Armours were worn not only in warfare but also at the tournaments, where knights trained before engaging in actual combat. Tournaments provided an opportunity to show arms, horses and the splendour of garments. In the 15th century the tournament tradition reached its full bloom. All stages of games demonstrated rapid evolution, from the gala opening, the review of participants, announcing their programme and joustings until the ceremony of awarding prizes and distinctions to the winners. The refinement of armour craft resulted in the development of a special tournament armour of reinforced metal plates heavier than all the other types combat arms. Those armours were made in a variety of forms for different tournaments. Only the richest -rulers, dukes and kings - could afford them. Although tournaments occasioned competition for awards, fame and graces of ladies, not infrequently they led into serious injuries or even death of participants.

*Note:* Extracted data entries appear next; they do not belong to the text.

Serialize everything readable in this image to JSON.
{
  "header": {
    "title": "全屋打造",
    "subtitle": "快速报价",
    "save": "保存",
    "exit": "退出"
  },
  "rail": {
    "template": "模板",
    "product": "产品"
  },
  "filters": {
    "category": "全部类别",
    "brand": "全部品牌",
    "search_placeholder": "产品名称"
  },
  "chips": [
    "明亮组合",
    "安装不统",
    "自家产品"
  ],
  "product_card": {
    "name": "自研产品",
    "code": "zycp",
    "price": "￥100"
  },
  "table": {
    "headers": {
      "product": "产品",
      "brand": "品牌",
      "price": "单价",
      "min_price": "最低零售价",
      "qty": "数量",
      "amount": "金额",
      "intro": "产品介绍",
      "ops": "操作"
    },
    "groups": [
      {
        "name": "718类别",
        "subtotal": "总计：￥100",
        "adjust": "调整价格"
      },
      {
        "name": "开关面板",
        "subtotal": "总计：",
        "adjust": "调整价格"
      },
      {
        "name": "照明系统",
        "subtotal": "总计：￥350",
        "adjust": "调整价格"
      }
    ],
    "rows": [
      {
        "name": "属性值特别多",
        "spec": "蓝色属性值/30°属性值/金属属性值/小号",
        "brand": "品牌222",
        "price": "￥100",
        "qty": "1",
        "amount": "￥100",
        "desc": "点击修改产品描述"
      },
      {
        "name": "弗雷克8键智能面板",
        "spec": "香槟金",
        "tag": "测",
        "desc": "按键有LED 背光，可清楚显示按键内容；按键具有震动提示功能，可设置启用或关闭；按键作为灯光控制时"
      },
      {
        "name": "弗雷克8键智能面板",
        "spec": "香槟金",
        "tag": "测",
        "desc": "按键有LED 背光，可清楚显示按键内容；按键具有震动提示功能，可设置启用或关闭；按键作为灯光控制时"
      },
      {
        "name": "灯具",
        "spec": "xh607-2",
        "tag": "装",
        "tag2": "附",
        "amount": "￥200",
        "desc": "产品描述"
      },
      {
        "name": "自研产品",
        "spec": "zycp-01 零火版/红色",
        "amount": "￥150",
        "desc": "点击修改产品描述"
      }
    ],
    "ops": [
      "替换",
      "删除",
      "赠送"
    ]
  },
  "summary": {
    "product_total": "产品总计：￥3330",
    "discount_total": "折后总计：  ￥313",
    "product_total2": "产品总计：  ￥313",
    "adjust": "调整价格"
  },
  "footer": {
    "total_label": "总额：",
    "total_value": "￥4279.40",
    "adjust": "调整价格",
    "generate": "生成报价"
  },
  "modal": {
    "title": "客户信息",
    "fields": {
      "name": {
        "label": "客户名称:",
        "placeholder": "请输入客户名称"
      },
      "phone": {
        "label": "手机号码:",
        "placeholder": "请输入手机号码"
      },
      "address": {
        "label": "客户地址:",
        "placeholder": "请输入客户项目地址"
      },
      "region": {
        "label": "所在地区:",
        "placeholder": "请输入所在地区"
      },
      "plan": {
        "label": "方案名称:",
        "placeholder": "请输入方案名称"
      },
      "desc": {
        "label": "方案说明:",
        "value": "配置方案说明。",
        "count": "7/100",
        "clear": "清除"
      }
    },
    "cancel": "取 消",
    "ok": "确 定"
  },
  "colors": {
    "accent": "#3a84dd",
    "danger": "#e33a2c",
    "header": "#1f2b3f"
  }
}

Polish knighthood at that time actively contributed to international developments, sought fame and fortune in foreign military missions in remote lands. They helped neighbouring countries in need and voluntarily conscripted to fight more and more dangerous Turkish invasion. All this being said, it must be emphasized that at the same time they performed extremely well at the courts ceremonies and tournaments widely abroad.
The most eminent 15th century knight was Zawisza Czarny of Garbów, [Zawisza the Black of Garbów], also known as The Black Knight, Sulima coat of arm, starosta [subprefect] of Spisz, diplomat at the court of Sigismund of Luxembourg, envoy of the Polish king Władysław Jagiełło [Ladislaus Jogailo], glorious winner of a number of tournaments, a man of impeccable candour and renowned for his valour, a hero defending his motherland, e.g. in the battle of Grunwald [I Battle of Tannenberg] in 1410, fallen for Europe in 1428 in fight against Turks near the castle of Golubac on the Danube river, where till the very end he covered the retreat of his brothers in arms defeated by Turks. His fame survived to date in the famous Polish saying „Polegaj jak na Zawiszy" [Count on him like on Zawisza]. This motto also became part of the Polish Scouts oath and tradition.
In the 15th century Polish heavy cavalry on numerous occasions had to confront the enemy. The finest victory in fight with the Teutonic Order was the battle of Grunwald on 15 July 1410.
In the mid-15th century, in 13-year war against the Teutonic Order (1454-66) the defeat of the knighthood-based levee en masse [mass conscription of all landowners, a method employed in the raising of royal Polish armies] gave rise to forming the professional paid military units which became the core element of the Polish military forces. This was the only possible solution in the context of the developing martial art and war technology, and in view of the need for better qualifications of soldiers and higher costs of equipment. While the levee en masse of knights who served gratuitously merely in compensation for landownership continued to be the core element of Polish army, the small highly qualified mercenaries performed the function of elite of all gentry. Thereby, solution were implemented which gave rise to triumphs of the Polish army in the years to come. Paid army cultivated the chivalric principles of patriotism and love to one's motherland. Always in defence readiness condition, they were rapid response units, the school of warcraft and an example for all the system of defence. This group delivered hetmans, voivods [province governors] and starostas [mayors], and in the next centuries even a king of Poland Jan III Sobieski.